Stellantis halts production at six European plants over weak demand

Stellantis is preparing to suspend operations across multiple European plants. Slow demand forces the automotive giant to curb output and recalibrate inventories.

The company confirmed temporary shutdowns in France and Italy, while reports in the French business daily Les Échos indicate similar pauses in Spain, Germany, and Poland.

At the Poissy plant, west of Paris, 2,000 workers will be placed on partial unemployment for three weeks in October. The site, the last assembly plant in the Paris region, builds the Opel Mokka and DS3.

Stellantis confirms production will be halted to better align output with “difficult market conditions in Europe” and to manage stock levels going into year-end.

Sign of worse to come?

Union leaders, however, view this wider pause with alarm. A representative of the SUD union described the announcement as “unprecedented” (for Poissy) and warned that management was accelerating a long-term closure plan. Is there any ground for a light panic?
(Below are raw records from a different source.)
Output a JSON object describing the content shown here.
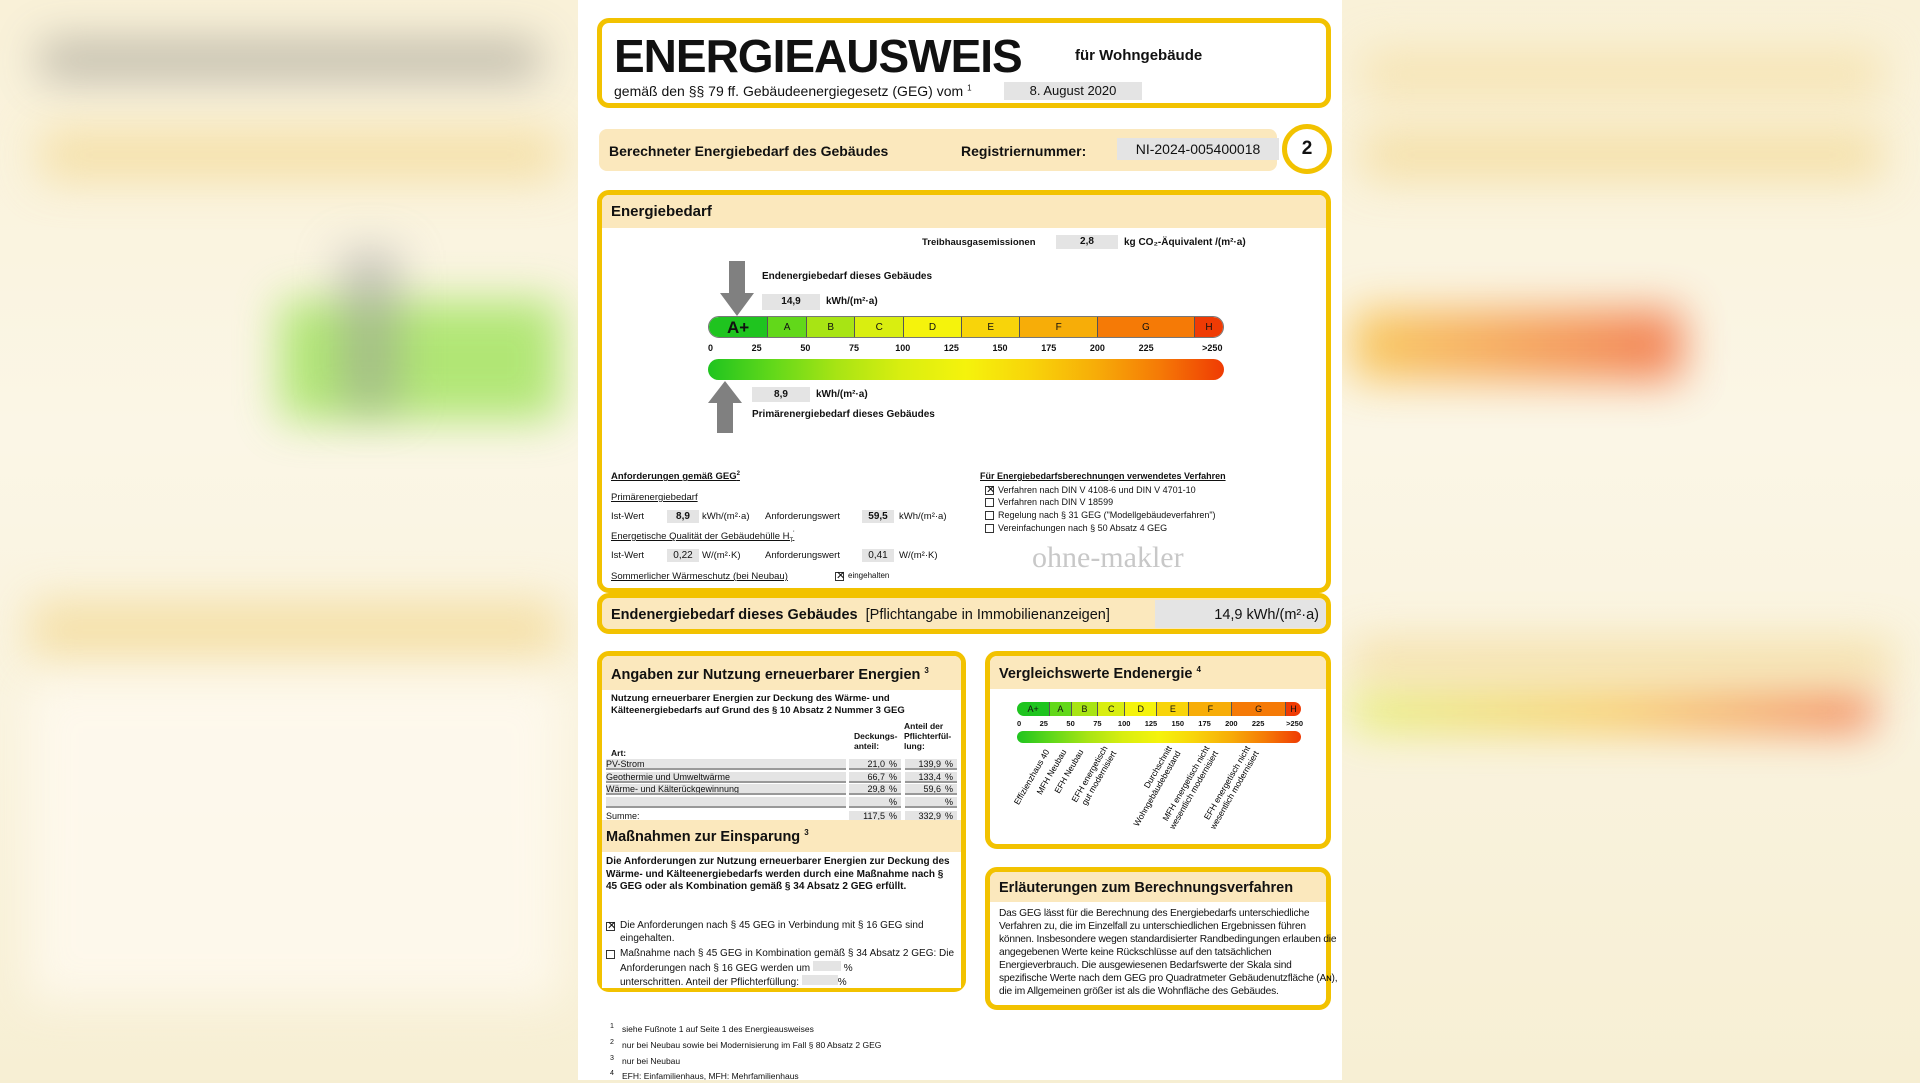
{
  "header": {
    "title": "ENERGIEAUSWEIS",
    "subtitle": "für Wohngebäude",
    "law": "gemäß den §§ 79 ff. Gebäudeenergiegesetz (GEG) vom",
    "law_sup": "1",
    "date": "8. August 2020"
  },
  "bar": {
    "label": "Berechneter Energiebedarf des Gebäudes",
    "reg_label": "Registriernummer:",
    "reg_value": "NI-2024-005400018",
    "page": "2"
  },
  "energy": {
    "title": "Energiebedarf",
    "ghg_label": "Treibhausgasemissionen",
    "ghg_value": "2,8",
    "ghg_unit": "kg CO₂-Äquivalent /(m²·a)",
    "end_label": "Endenergiebedarf dieses Gebäudes",
    "end_value": "14,9",
    "end_unit": "kWh/(m²·a)",
    "end_num": 14.9,
    "prim_label": "Primärenergiebedarf dieses Gebäudes",
    "prim_value": "8,9",
    "prim_unit": "kWh/(m²·a)",
    "prim_num": 8.9,
    "scale": {
      "max": 265,
      "classes": [
        {
          "label": "A+",
          "from": 0,
          "to": 30
        },
        {
          "label": "A",
          "from": 30,
          "to": 50
        },
        {
          "label": "B",
          "from": 50,
          "to": 75
        },
        {
          "label": "C",
          "from": 75,
          "to": 100
        },
        {
          "label": "D",
          "from": 100,
          "to": 130
        },
        {
          "label": "E",
          "from": 130,
          "to": 160
        },
        {
          "label": "F",
          "from": 160,
          "to": 200
        },
        {
          "label": "G",
          "from": 200,
          "to": 250
        },
        {
          "label": "H",
          "from": 250,
          "to": 265
        }
      ],
      "ticks": [
        {
          "v": 0,
          "t": "0"
        },
        {
          "v": 25,
          "t": "25"
        },
        {
          "v": 50,
          "t": "50"
        },
        {
          "v": 75,
          "t": "75"
        },
        {
          "v": 100,
          "t": "100"
        },
        {
          "v": 125,
          "t": "125"
        },
        {
          "v": 150,
          "t": "150"
        },
        {
          "v": 175,
          "t": "175"
        },
        {
          "v": 200,
          "t": "200"
        },
        {
          "v": 225,
          "t": "225"
        },
        {
          "v": 259,
          "t": ">250"
        }
      ],
      "colors": [
        "#1fc41f",
        "#62d81a",
        "#a8e414",
        "#d9ee10",
        "#f5f30c",
        "#f8d40a",
        "#f7ad08",
        "#f57a06",
        "#ef3b04"
      ]
    },
    "req": {
      "title": "Anforderungen gemäß GEG",
      "title_sup": "2",
      "prim": "Primärenergiebedarf",
      "ist": "Ist-Wert",
      "anf": "Anforderungswert",
      "prim_ist": "8,9",
      "prim_unit": "kWh/(m²·a)",
      "prim_anf": "59,5",
      "ht": "Energetische Qualität der Gebäudehülle H",
      "ht_sub": "T",
      "ht_sup": "'",
      "ht_ist": "0,22",
      "ht_unit": "W/(m²·K)",
      "ht_anf": "0,41",
      "summer": "Sommerlicher Wärmeschutz (bei Neubau)",
      "summer_val": "eingehalten",
      "summer_checked": true
    },
    "method": {
      "title": "Für Energiebedarfsberechnungen verwendetes Verfahren",
      "items": [
        {
          "label": "Verfahren nach DIN V 4108-6 und DIN V 4701-10",
          "checked": true
        },
        {
          "label": "Verfahren nach DIN V 18599",
          "checked": false
        },
        {
          "label": "Regelung nach § 31 GEG (\"Modellgebäudeverfahren\")",
          "checked": false
        },
        {
          "label": "Vereinfachungen nach § 50 Absatz 4 GEG",
          "checked": false
        }
      ]
    },
    "watermark": "ohne-makler"
  },
  "final": {
    "label": "Endenergiebedarf dieses Gebäudes",
    "note": "[Pflichtangabe in Immobilienanzeigen]",
    "value": "14,9 kWh/(m²·a)"
  },
  "renew": {
    "title": "Angaben zur Nutzung erneuerbarer Energien",
    "sup": "3",
    "subtitle": "Nutzung erneuerbarer Energien zur Deckung des Wärme- und Kälteenergiebedarfs auf Grund des § 10 Absatz 2 Nummer 3 GEG",
    "col_art": "Art:",
    "col_dec": "Deckungs-anteil:",
    "col_ant": "Anteil der Pflichterfül-lung:",
    "pct": "%",
    "rows": [
      {
        "art": "PV-Strom",
        "dec": "21,0",
        "ant": "139,9"
      },
      {
        "art": "Geothermie und Umweltwärme",
        "dec": "66,7",
        "ant": "133,4"
      },
      {
        "art": "Wärme- und Kälterückgewinnung",
        "dec": "29,8",
        "ant": "59,6"
      },
      {
        "art": "",
        "dec": "",
        "ant": ""
      }
    ],
    "sum": {
      "art": "Summe:",
      "dec": "117,5",
      "ant": "332,9"
    }
  },
  "measures": {
    "title": "Maßnahmen zur Einsparung",
    "sup": "3",
    "text": "Die Anforderungen zur Nutzung erneuerbarer Energien zur Deckung des Wärme- und Kälteenergiebedarfs werden durch eine Maßnahme nach § 45 GEG oder als Kombination gemäß § 34 Absatz 2 GEG erfüllt.",
    "opt1": "Die Anforderungen nach § 45 GEG in Verbindung mit § 16 GEG sind eingehalten.",
    "opt1_checked": true,
    "opt2a": "Maßnahme nach § 45 GEG in Kombination gemäß § 34 Absatz 2 GEG: Die Anforderungen nach § 16 GEG werden um",
    "opt2b": "unterschritten. Anteil der Pflichterfüllung:",
    "opt2_checked": false,
    "pct": "%"
  },
  "compare": {
    "title": "Vergleichswerte Endenergie",
    "sup": "4",
    "refs": [
      {
        "lines": [
          "Effizienzhaus 40"
        ],
        "v": 15
      },
      {
        "lines": [
          "MFH Neubau"
        ],
        "v": 25
      },
      {
        "lines": [
          "EFH Neubau"
        ],
        "v": 40
      },
      {
        "lines": [
          "EFH energetisch",
          "gut modernisiert"
        ],
        "v": 75
      },
      {
        "lines": [
          "Durchschnitt",
          "Wohngebäudebestand"
        ],
        "v": 135
      },
      {
        "lines": [
          "MFH energetisch nicht",
          "wesentlich modernisiert"
        ],
        "v": 170
      },
      {
        "lines": [
          "EFH energetisch nicht",
          "wesentlich modernisiert"
        ],
        "v": 208
      }
    ]
  },
  "explain": {
    "title": "Erläuterungen zum Berechnungsverfahren",
    "text": "Das GEG lässt für die Berechnung des Energiebedarfs unterschiedliche Verfahren zu, die im Einzelfall zu unterschiedlichen Ergebnissen führen können. Insbesondere wegen standardisierter Randbedingungen erlauben die angegebenen Werte keine Rückschlüsse auf den tatsächlichen Energieverbrauch. Die ausgewiesenen Bedarfswerte der Skala sind spezifische Werte nach dem GEG pro Quadratmeter Gebäudenutzfläche (Aɴ), die im Allgemeinen größer ist als die Wohnfläche des Gebäudes."
  },
  "footnotes": [
    {
      "n": "1",
      "t": "siehe Fußnote 1 auf Seite 1 des Energieausweises"
    },
    {
      "n": "2",
      "t": "nur bei Neubau sowie bei Modernisierung im Fall § 80 Absatz 2 GEG"
    },
    {
      "n": "3",
      "t": "nur bei Neubau"
    },
    {
      "n": "4",
      "t": "EFH: Einfamilienhaus, MFH: Mehrfamilienhaus"
    }
  ]
}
Well, Stellantis will end Mokka production in 2028 and has not yet announced a replacement vehicle, which makes the unions nervous. Stellantis countered that maintenance work and training sessions will take place during the stoppage. According to the official line, the pause will support plant performance over the longer term.

Similar concerns are being raised in Italy. There, Stellantis is temporarily shutting down its Pomigliano plant near Naples. Production of the Fiat Panda will be halted for seven days, while assembly of the Alfa Romeo Tonale will be paused for three additional days. The company said the decision was necessary to “rebalance production” with actual demand. Again, this means sales are trailing.

Additional shutdowns

In Poland, a Stellantis spokesperson acknowledged that downtime was scheduled at the Tychy plant, although details were not disclosed. According to Les Échos, operations there will be suspended for nine days in October.

Additional plants expected to be affected include Eisenach in Germany, which will close for five days, and facilities in Zaragoza and Madrid, Spain, which face shutdowns of seven and 14 days, respectively.

The broad scope of the shutdowns underscores the headwinds Stellantis is facing. The automaker’s sales slipped 8 percent in the first half of the year to 1.2 million vehicles in Europe, reflecting a combination of sluggish consumer demand, excess capacity, and intensifying competition from Chinese brands. 

Image-wise, several brands suffered from multiple recalls. One was linked to the well-known case of deadly Takata airbags, others to in-house engineered weaknesses like a faulty fuel pipe on a range of models.

These issues are in addition to the problems with the 1.2 Puretech engine. These are the burden from ex-CEO Carlos Tavares’ overstretched cost-cutting strategy.

First in hybrids

However, the sales dip has also been fueled by new commercial models, such as direct sales, which have failed to deliver so far. The question remains whether the group’s brands can recapture the lost momentum.

This explains why unions fear that what is being presented as temporary downtime could foreshadow more permanent restructuring. Not in the least do these measures reflect the ongoing crisis across the auto industry, where Chinese brands are constructing factories, while the legacy brands struggle to keep them running. 

In a press release issued earlier this week, summarizing the performance of the first eight months of 2025, Stellantis maintained high hopes. At the European level, the group highlighted substantial progress in the hybrid segment (excluding PHEVs), where it now holds a market share of over 18%, and its dominance in light commercial vehicles, including electric models.